Although some companies end up scrambling to rebuild reputations tarnished online by employees (recall the 2009 Domino’s Pizza YouTube prank in which two employees did unsanitary things to food and posted it online), employees need to be careful not to go too far.

There have been a handful of cases in Canada where online comments have landed employees in legal trouble. In what was described as the first Facebook firing case in Canada in 2010, two car dealership employees in British Columbia were fired after making “offensive, insulting and disrespectful comments” about their workplace on the social media site, the decision from the B.C. Labour Relations Board found. A number of similar cases have cropped up since.

Most disputes regarding online complaints do not reach the courts, said Allan Wells, an employment and labour lawyer at Osler Hoskin & Harcourt LLP in Toronto.

“A lot of bigger companies aren’t really inclined to litigate this stuff,” Mr. Wells said.

He said companies tend to weigh the potential publicity of an online battle with a disgruntled employee against the impact on an organization’s corporate reputation, and pursue more proactive measures such as tightening social media policies for staff.

That said, it’s increasingly difficult for companies to put controls on a societal trend where people evaluate online almost everything they do, from buying a car to taking a trip to choosing a future employer.

“It’s part of the growing trend to expose individuals, companies, products and services to an open evaluation process,” Mr. Wells said.

“I generally believe that more information is better than less information … as long as people respect the rules of defamation and civility.”

Online job forums can also lead to better employee-employer matches, which Glassdoor, based in Sausalito, Calif., said is part of its mission.

Glassdoor launched in 2008 and recently unveiled a Canada-specific site, www.glassdoor.ca. Workers can offer anonymous feedback and ratings of current and past employers, which are monitored by dozens of Glassdoor staff to ensure they meet the website’s accuracy and objectivity standards. Employers are also able to post responses to the comments, and also can purchase more enhanced services to promote their company.

Companies are encouraged to respond, and see the site as another tool to talk to their employees, Glassdoor community expert Scott Dobroski said.

“There is value for companies in going along with it, as opposed to resisting,” Mr. Dobroski said.

“Workplace transparency is on the rise. … Companies need to realize this is a trend going forward.

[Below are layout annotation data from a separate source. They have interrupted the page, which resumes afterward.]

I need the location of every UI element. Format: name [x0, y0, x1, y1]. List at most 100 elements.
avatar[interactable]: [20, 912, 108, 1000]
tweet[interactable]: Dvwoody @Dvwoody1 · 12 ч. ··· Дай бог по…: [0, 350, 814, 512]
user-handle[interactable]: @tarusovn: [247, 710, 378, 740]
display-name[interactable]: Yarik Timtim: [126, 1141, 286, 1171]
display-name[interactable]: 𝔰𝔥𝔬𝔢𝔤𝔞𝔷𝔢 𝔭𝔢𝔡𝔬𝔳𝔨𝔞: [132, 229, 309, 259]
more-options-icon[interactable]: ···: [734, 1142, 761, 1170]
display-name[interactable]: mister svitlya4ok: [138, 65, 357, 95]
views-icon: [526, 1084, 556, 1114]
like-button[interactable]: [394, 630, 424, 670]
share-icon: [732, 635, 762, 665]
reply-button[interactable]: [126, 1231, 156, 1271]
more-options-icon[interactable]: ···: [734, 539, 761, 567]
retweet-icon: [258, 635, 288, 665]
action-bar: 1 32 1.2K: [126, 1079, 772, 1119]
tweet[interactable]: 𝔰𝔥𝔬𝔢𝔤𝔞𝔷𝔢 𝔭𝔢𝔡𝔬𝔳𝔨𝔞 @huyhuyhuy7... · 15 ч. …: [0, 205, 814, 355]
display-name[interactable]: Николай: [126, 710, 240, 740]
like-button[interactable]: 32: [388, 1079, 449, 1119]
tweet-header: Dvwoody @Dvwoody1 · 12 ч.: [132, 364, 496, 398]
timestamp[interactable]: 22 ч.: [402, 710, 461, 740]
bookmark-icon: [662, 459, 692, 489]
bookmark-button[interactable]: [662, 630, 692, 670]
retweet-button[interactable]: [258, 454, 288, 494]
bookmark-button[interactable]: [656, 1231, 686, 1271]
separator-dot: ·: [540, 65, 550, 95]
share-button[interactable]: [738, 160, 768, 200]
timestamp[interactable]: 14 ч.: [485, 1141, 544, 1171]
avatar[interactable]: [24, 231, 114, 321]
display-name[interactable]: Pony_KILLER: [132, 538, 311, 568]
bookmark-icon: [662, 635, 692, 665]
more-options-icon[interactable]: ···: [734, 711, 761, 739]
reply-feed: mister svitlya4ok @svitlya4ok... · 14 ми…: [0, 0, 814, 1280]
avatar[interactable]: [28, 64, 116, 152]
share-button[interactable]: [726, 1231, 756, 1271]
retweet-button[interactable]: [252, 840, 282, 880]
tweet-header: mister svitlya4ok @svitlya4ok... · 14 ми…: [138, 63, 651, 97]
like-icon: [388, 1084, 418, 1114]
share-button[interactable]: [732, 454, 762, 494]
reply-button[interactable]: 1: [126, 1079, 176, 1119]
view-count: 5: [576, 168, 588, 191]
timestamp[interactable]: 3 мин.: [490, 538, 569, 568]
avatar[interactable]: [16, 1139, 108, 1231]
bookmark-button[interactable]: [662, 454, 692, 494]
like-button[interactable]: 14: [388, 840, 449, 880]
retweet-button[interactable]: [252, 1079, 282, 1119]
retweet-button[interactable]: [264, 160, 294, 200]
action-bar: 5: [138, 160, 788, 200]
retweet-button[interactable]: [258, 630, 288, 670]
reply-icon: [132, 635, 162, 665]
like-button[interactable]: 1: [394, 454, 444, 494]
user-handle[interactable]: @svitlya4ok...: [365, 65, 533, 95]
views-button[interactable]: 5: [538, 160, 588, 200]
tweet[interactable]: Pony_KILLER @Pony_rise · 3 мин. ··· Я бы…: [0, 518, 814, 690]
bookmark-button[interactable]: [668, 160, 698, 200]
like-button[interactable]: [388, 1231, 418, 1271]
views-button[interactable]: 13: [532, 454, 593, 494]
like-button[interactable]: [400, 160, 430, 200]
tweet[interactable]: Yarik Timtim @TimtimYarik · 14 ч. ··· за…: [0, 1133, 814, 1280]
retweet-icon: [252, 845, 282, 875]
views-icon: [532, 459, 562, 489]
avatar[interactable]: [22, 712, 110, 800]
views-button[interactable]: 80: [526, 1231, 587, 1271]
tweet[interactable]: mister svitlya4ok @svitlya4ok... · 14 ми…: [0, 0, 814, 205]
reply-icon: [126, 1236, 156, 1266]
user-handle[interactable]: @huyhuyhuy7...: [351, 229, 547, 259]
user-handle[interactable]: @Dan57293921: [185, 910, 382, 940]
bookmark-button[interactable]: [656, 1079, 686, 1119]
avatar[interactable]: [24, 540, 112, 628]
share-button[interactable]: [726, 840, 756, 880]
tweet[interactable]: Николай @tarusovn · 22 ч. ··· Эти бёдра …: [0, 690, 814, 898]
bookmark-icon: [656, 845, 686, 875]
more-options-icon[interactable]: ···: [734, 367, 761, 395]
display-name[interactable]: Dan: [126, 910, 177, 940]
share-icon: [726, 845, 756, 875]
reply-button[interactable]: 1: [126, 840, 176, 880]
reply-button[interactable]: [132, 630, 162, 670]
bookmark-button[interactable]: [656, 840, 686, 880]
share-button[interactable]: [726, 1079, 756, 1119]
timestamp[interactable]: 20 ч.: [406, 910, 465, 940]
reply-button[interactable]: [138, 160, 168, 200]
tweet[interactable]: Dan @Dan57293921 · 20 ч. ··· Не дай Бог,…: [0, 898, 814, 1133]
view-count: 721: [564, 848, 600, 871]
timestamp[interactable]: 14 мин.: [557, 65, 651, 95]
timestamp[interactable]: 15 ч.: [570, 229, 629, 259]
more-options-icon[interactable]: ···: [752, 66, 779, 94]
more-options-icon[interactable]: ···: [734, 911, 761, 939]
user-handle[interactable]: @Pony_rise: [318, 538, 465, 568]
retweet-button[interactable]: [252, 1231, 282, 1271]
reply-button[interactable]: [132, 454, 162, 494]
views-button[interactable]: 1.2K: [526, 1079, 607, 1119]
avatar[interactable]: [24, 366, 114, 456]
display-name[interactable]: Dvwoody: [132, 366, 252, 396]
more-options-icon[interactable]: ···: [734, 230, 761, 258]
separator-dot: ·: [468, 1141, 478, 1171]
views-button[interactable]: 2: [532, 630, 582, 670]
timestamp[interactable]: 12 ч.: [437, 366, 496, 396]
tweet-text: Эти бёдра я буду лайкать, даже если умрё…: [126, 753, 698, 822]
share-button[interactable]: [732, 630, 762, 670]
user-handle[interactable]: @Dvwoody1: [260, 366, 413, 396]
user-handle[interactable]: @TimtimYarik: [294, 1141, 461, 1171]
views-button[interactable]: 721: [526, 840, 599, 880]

They need to get involved in the conversation.”

Companies can also benefit from the feedback on the site, he said. “Employees can be a company’s biggest brand ambassadors.”

Glassdoor makes money through job clicks, online advertising and services that companies buy to help raise their profile through content such as articles and videos.

Waterloo, Ont.-based software company OpenText Corp. said it’s planning to use Glassdoor as part of its recruiting strategy.

OpenText has its share of both positive and negative reviews on the site, but the company sees the forum as a place to tell its story to attract and retain staff.

“Our efforts will be to continue to use forums such as Glassdoor to spread this message organically – through our recruiting efforts as well as through the experiences of employees who work here,” Ali Rajah, head of global recruitment at OpenText, said in an e-mail.

OpenText also uses other online forums such as LinkedIn, Twitter, Facebook and Google+ to advertise job openings and try to engage prospective employees.

“We think these social media tools can be useful in the context of understanding a company from all angles,” Mr. Rajah said, adding that online forums have both pros and cons.

“Just like any forum that is open for people to post their opinions, there is considerable subjectivity associated with it, so that’s something to be cognizant of.”